The US economic engine will keep chugging, and people in that position can still take advantage of it while enjoying the political stability and social freedoms elsewhere.

If you have the means, it does effectively fall under the self insurance banner. If I had the money, and was willing to abandon my country, I'd do the same.
The cheap way to do this is (if you're from any kind of immigrant background over the past few generations, or in some cases far longer, especially if Jewish) -- "ancestry/descent based". Doing the research to find parents/grandparents who were citizens of e.g. Poland, then applying on the basis of descent, is relatively inexpensive (thousands of dollars in research). Ireland is super popular for this; lots of European-Americans are part Irish.
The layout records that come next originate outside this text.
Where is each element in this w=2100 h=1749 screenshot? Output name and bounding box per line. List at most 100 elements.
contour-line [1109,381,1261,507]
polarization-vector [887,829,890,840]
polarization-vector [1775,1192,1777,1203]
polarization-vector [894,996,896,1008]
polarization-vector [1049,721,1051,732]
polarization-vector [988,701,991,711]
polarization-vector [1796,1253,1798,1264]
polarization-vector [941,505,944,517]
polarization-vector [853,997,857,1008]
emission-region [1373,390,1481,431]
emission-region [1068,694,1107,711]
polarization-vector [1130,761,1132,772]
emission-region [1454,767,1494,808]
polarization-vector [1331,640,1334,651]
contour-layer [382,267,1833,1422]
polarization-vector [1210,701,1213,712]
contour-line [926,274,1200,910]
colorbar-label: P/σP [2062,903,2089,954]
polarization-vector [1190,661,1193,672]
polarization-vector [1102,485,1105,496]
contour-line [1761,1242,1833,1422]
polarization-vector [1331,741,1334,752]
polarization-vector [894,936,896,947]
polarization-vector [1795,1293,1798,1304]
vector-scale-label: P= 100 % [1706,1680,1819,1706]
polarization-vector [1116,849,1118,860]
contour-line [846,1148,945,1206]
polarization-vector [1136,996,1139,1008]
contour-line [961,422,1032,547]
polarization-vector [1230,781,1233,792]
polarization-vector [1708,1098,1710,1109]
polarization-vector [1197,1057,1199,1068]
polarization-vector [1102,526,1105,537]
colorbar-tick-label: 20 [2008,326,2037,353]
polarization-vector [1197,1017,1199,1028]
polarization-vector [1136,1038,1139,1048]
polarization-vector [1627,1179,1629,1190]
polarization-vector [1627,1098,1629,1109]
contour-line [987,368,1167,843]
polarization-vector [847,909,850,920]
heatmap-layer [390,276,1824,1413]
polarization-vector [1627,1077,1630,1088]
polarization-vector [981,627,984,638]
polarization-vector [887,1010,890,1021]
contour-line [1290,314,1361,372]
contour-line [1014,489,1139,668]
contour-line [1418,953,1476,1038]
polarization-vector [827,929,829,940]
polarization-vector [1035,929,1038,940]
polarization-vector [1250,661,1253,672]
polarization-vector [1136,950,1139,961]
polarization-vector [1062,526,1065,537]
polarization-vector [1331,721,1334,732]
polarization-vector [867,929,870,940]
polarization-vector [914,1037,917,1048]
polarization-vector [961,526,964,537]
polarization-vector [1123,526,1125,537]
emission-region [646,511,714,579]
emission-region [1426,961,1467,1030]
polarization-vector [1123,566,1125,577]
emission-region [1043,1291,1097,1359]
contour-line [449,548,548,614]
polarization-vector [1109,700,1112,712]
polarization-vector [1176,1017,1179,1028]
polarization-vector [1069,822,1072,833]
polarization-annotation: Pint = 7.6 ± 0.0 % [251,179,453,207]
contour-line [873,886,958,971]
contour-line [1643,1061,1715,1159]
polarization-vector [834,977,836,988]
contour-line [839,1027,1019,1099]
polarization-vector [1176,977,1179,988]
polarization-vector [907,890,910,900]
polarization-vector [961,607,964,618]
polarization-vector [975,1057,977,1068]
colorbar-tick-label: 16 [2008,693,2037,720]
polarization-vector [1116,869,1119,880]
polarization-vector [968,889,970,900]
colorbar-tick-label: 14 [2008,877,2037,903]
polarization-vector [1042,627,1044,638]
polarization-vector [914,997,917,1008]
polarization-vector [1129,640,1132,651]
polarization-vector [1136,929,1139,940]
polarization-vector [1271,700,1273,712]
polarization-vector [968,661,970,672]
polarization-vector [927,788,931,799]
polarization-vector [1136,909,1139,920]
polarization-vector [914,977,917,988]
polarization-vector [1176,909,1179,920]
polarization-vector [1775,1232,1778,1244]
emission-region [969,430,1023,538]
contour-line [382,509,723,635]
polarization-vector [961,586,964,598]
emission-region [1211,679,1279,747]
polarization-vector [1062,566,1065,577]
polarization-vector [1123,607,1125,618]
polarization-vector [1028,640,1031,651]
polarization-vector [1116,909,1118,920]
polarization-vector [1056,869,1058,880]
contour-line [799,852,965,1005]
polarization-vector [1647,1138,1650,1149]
Caribbean Citizenship-by-Investment is about $100-250k but can include spouse/children.

Various permanent residency on the path to citizenships are also relatively expensive (thousands of dollars, some paperwork); if you move there and establish presence, you go through the naturalization process, in some cases fast-tracked.

Spain has some great programs if you're from a Spanish colonial country (including Puerto Rico, apparently...); the citizenship process gets fast-tracked.

Netherlands has a special deal dating from WW2 for US citizens to get fast-tracked to NL.

Turkey has a really cheap (in fees) program -- $5k or so on top of buying real estate at market prices. I personally am not super excited about owning $400k in Turkish real estate, but it has been a good investment in even USD terms (2-3x) over the past few years, from friends who did it. The program used to be $250K buy-in; now it's $400K and potentially moving up.

> citing risk of instability

The election is coming up in ~200 days

Depending on who you ask, this is either a huge deal, or not that big of a deal at all

What's the truth? Somewhere in between?

What's actually unstable about the country? It depends on who you ask, right? Monetary debasement? Economic inequality? Political polarization? Immigration challenges? National debt?

It's near harvest time for all those wonderful policies that they helped to sow, and now they're trying to escape the consequences of the reaping. How typical.
So much doom and gloom... I'll bet most Americans here who think that the US is on the "brink" of whatever man-made economic or cultural disaster you can think of have never lived elsewhere. Things are still remarkably stable here compared with pretty much everywhere else.

The US will always be a kind of a mess given our relatively (to other large countries) decentralized government and the enormous cultural diversity, but I believe this is what gives us resiliency in the long run.

This is a variation on "If X is elected I'm moving to Canada!"

I just don't see it happening to any degree.

No, it is a "I am thrilled to vote for X but I no longer have confidence that the country will survive it, so I'm preparing my backup plan." That's a very different thing.